Ironically, much like America justifies its horrific global acts against children by playing up its war on pedophiles, so too does Korea overcompensate with its extreme 'child abuse' laws. Under its idiotically vague Child Welfare Act, virtually anything can be considered child abuse, including a teacher simply raising their voice at a badly behaved student. This has led to parents threatening teachers with charges simply for trying to manage the classroom, and even to teacher suicides.
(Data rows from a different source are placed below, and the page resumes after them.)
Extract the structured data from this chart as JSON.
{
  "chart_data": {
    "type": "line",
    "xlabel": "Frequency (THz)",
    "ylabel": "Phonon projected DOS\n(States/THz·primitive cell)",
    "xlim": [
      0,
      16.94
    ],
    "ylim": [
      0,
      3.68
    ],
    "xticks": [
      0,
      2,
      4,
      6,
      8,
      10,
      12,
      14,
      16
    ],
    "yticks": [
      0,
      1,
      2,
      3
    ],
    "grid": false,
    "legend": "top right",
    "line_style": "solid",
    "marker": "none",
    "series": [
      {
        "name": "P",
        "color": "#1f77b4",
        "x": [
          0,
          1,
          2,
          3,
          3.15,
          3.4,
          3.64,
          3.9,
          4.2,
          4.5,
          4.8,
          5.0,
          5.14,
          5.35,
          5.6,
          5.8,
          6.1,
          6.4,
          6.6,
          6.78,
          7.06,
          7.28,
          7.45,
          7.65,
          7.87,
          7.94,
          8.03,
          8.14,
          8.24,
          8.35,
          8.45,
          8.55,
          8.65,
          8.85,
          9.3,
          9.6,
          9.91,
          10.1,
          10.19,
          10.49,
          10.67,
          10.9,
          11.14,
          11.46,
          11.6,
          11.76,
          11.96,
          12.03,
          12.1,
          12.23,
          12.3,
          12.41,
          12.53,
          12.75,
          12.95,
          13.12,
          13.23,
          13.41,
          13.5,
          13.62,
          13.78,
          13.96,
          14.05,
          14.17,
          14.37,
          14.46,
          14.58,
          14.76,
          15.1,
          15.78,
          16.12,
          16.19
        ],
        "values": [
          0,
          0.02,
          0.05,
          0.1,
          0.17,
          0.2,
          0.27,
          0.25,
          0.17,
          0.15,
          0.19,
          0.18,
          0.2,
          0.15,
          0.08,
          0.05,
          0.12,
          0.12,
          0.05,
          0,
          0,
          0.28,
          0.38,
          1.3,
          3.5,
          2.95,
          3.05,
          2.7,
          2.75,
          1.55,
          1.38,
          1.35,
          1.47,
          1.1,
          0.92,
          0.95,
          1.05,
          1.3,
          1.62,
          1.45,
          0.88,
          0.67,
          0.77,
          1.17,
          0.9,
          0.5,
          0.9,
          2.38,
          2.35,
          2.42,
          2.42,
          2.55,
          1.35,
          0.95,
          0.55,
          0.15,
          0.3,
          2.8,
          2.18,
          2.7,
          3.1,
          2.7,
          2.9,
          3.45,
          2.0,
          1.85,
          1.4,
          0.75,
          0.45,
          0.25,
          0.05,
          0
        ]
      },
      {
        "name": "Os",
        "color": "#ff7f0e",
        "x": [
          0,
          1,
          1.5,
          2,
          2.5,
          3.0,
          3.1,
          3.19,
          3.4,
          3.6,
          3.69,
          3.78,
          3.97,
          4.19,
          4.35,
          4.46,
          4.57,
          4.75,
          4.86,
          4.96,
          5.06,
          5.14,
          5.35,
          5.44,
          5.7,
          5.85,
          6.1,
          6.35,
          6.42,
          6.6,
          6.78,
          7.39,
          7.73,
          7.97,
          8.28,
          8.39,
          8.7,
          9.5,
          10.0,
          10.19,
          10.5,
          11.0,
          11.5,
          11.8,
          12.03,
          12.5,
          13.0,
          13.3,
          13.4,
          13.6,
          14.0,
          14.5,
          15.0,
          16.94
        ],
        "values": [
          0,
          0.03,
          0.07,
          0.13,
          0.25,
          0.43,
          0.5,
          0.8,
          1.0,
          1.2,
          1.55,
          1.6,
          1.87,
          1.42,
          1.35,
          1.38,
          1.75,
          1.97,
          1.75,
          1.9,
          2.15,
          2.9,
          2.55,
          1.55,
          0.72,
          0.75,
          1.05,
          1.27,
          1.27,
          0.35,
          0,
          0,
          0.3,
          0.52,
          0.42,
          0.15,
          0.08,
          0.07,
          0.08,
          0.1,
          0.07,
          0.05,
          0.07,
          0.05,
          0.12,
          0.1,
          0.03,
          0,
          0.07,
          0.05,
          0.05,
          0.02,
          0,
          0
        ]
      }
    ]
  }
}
Not content with facilitating the murder of its devoted teachers for simply doing their jobs, Korea happily imprisons men for AI-generated pictures of children (less than for a man who ran a massive for-profit child porn empire), all the while allowing children to be ground to the bone in classrooms so that their parents can work brutal hours and breed future little wage slaves.
Keeping the west away
Coming back to China, one cynical interpretation of the Double Reduction Policy has been that it represents an attempt to keep the west away. How so? A significant number of crammers in East and Southeast Asia are focused on English, employing vast swathes of native speakers from Anglo countries. Naturally, these teachers will come with their own cultures and beliefs, and despite being told to avoid politics, there is no doubt that their ways of being will have some influence on the local students. Is this a case of paranoia? Probably not. Anglo countries have long used soft influence, in addition to their many bombs and acts of genocide, to manipulate the world around them. Unlike Korea, flailing on its knees to placate yet another monstrous American president, China is doing the right thing in reducing the academic burden on its children while keeping the west away.